For a cat - create a path of different colour panels (using same-contrast panels). Put the cat in the middle of the path. If the cat steps off the marked path, spray it with water. If you can get the cat in the middle of the path a second time without losing a limb, consider the experiment a success.
Si (not an animal behavioral specialist)
The dog might not percieve the dot as red though, he might see it as light grey.
My dog seems to have difficulty seeing his red frisby against the green grass in twighlight conditions. He doesn’t seem to have the same problem with his blue frisby. Aside from colour, the frisbies are identical. This has led me to believe he may have some red/green colour blindness, though I cannot know of course.
I’ve been trying to look this up without success. What is the fourth color channel. Red green and blue are always mentioned, but no fourth.
And is also consistent with the results that dogs are deuteranopes, as reported at the end of Cecil’s article and elsewhere. Although, I have a nit to pick - “The researchers concluded that dogs suffer from a type of colorblindness that in humans is called deuteranopia.” … Since this describes a normal condition of canine vision, I might argue that they aren’t “suffering” from anything. You want a turtle observing that you “suffer” from trichromism?
High intelligence and teachability aren’t required. They determined that bees can see into the UV from watching them go to artificial (but nectar-containingh) “flowers” illuminated only with UV light. They sisn’t do it in the dark.

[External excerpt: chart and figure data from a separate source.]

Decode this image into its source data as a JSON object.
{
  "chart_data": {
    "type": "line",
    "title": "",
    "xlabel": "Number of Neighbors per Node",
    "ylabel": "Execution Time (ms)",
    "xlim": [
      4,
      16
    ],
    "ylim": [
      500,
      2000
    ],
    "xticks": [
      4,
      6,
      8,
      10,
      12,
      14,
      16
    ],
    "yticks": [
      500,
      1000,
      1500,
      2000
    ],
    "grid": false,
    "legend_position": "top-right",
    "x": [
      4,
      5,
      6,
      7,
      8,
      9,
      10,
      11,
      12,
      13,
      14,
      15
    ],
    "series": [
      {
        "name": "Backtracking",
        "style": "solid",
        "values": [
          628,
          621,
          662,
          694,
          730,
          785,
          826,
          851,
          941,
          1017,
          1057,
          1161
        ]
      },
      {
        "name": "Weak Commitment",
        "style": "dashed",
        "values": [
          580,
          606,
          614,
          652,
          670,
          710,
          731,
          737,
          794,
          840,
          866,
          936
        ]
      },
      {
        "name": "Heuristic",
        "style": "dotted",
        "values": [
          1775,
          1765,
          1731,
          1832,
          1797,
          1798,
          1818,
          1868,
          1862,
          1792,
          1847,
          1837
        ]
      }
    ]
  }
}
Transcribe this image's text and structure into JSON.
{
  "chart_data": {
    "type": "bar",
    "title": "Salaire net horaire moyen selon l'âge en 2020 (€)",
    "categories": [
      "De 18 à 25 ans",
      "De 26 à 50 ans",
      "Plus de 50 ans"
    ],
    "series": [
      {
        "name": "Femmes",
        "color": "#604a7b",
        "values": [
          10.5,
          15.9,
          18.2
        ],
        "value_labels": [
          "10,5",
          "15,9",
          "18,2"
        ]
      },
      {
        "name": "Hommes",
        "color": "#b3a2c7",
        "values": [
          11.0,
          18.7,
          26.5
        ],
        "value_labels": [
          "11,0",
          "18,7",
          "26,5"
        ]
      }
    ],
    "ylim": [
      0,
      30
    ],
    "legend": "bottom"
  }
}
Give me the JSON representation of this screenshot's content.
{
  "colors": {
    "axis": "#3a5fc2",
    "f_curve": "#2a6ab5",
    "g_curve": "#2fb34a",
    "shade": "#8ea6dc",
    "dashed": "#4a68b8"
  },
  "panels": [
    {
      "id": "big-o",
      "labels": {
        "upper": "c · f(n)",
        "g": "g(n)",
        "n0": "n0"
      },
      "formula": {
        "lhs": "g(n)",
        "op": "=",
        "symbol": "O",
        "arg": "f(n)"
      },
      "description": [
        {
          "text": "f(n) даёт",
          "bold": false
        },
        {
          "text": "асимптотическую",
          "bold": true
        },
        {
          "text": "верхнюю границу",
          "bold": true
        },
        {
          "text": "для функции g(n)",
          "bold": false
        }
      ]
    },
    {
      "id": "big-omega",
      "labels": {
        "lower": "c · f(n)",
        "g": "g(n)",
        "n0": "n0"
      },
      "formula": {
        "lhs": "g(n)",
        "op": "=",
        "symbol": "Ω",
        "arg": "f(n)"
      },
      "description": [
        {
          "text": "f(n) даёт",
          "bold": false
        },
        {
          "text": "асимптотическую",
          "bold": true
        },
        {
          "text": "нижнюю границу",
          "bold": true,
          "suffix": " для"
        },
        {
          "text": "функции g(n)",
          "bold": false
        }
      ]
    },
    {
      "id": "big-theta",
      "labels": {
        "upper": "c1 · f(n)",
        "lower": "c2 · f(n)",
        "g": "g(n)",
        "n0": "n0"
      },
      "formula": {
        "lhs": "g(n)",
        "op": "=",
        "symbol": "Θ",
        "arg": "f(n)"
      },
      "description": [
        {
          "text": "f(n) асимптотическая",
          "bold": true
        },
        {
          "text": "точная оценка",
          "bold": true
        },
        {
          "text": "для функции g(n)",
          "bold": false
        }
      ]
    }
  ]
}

Since the Sixties our family has reminisced about, for one thing, our big fluffy black-and-white cat Archie and our solid black cocker-dachshund mix Duchess. Duchess was slightly bigger, but Archie always got first dibs on the food we served them.
One of the items we fed them was a cat-and-dog food “stew,” made of chopped beef, gravy, peas, and diced potatoes and carrots. We actually watched Archie do this: he would eat the beef and potatoes and carrots and lap up the gravy, and move the peas aside with one front paw–which I assume he couldn’t do if he couldn’t see colors. Well, he sure knew green from orange!
From year to year at Christmastime, too, we’ve watched our cats investigate the ornaments on the tree, and I wonder if they’re just attracted by the ornaments glistening or whether the bright colors play a part in it, too. (After a couple of years Archie got so he couldn’t care less about the tree and other things those silly humans brought into the house.)
Or he could smell the difference, or feel it with his nose or tongue. I wouldn’t need my eyes to tell the difference between peas and carrot bits.
Or see that one is round, and one is cubed
I believe the fourth channel is the one we use to tell light from dark. The rods have varying sensitivity to different wavelengths just like the cones. And from the diagram in the wikipedia article on Colour Vision you can see that the “red”, “green” and “blue” receptors aren’t actually most sensitive to the colours we usually call “red”, “green” and “blue”.
Actually, “Green” and “Blue” respond pretty well to what we call “Green” and “Blue”. It’s only “Red” that’s off, because it responds to lower wavelengths as well. But it responmds further into the red than any other, so the use of the name “Red” is understandable.